I’m implementing an atari pong playing policy gradient agent.
The main loop at the moment is.
- Run the policy to gather some experience and save the experience (images, actions, rewards) in a dataset.
- Run a single iteration of training over the gathered experience to update the policy.
- Throw all the data away and start again.
Up until now, I have just been using cpu training, but now I’d like to push the training to GPU.
When it comes to loading It seems I have a matrix of choices.
- Create tensors on CPU, then push them to GPU via pinned memory.
- Create tensors directly on GPU.
"1. Create tensors on the get_item(index) of the DataSet
2. Create tensors in the collate_batch function of the DataLoader (or write my own DataLoader)
I thought I understood all this, but as it turns out, there are a few gaps in my understanding. I have 3 questions.
Is there any downside to directly creating GPU tensors in the get_item(index) call on the DataSet. Is this a bad idea?
What’s the best practice for creating tensors generally, should they created for each item in the dataset, or should the dataset just return what it returns, and the loader take care of creating tensors?

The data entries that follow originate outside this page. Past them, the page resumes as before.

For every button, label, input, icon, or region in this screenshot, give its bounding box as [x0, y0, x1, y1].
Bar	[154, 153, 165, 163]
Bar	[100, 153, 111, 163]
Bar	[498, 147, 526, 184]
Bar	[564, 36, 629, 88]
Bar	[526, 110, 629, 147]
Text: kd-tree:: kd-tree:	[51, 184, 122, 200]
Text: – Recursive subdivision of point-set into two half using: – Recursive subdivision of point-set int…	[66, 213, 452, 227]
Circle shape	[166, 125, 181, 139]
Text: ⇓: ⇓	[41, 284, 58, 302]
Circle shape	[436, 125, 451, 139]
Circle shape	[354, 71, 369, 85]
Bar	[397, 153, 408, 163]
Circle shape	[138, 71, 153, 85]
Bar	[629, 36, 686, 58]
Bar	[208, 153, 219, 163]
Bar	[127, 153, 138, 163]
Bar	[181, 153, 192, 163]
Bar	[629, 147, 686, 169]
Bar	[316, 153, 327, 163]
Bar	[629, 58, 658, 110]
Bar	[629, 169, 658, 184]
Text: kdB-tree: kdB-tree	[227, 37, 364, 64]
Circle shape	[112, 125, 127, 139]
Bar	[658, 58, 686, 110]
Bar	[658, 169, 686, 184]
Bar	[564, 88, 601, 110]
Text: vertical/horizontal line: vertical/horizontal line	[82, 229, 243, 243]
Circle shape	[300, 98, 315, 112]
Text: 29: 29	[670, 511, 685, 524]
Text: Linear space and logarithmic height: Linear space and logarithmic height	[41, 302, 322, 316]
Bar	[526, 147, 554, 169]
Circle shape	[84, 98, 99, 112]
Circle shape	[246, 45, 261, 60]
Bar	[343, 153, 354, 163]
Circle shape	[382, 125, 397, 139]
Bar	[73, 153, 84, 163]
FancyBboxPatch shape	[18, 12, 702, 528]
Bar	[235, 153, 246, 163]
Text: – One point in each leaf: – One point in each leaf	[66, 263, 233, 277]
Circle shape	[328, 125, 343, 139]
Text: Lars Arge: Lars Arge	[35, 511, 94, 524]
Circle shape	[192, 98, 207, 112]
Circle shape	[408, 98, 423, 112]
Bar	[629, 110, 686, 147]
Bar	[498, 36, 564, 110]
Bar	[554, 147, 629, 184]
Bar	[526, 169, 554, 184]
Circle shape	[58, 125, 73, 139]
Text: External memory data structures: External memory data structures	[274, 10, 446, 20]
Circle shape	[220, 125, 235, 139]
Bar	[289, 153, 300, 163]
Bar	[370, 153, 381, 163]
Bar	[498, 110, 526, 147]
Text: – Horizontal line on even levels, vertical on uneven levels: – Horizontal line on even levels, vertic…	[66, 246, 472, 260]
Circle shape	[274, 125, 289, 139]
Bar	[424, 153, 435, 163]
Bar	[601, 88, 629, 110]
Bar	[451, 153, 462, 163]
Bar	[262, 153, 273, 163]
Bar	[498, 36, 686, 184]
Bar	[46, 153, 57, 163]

Where is the right place to decide which device a tensor goes to? The DataSet? The DataLoader, or the training loop itself?
Any insight appreciated!
The downside of creating GPU tensors in
__getitem__ or push CPU tensors onto the device is that your
DataLoader won’t be able to use multiple workers anymore.
If you try to set
num_workers > 0, you’ll get a CUDA error:
RuntimeError: CUDA error: initialization error
This also means that your host and device operations (most likely) won’t be able to overlap anymore, i.e. your CPUs cannot load and process the data while your GPU is busy training the model.
If you are “creating” the tensors, i.e. sampling them, this could still be a valid approach.
However, if you are loading and processing some data (e.g. images), I would write the
Dataset such that a single example is loaded, processed and returned as a CPUTensor.
If you use
pin_memory=True in you
DataLoader, the transfer from host to device will be faster as described in this blogpost.
Inside the training loop you would push the tensors onto the GPU. If you set
non_blocking=True as an argument in
tensor.to(), PyTorch will try to perform the transfer asynchronously as decribed here.
DataLoader might use a
sampler or a custom
collate_fn, but shouldn’t be responsible of creating the tensors.
That’s incredibly helpful (as usual). Thanks Peter!
@ptrblck I had a question related to this. Actually I am loading image filenames in my dataset, and loading the images in
__get_item__. I also use manually written data augmentation functions in
__get_item__, so wouldn’t it be better to have these run on the GPU? Currently training is pretty slow.
Now I think I have 2 options - either I write the data augmentation functions for batched tensors outside the DataLoader, or I can create GPU tensors in
What would you recommend?
What kind of data augmentation methods are you currently using?
If you are using
PIL, you might want to install
PIL-SIMD, which is a drop-in replacement and will use SIMD operations to speed up the transformations.
Are you using multiple workers in your
DataLoader? This should usually speeding up the data loading and processing.
If you are bottlenecked by the CPU and have enough GPU resources, you might also try to use NVIDIA/DALI. @JanuszL might give you some more information about it. Have a look at his post here for some additional information.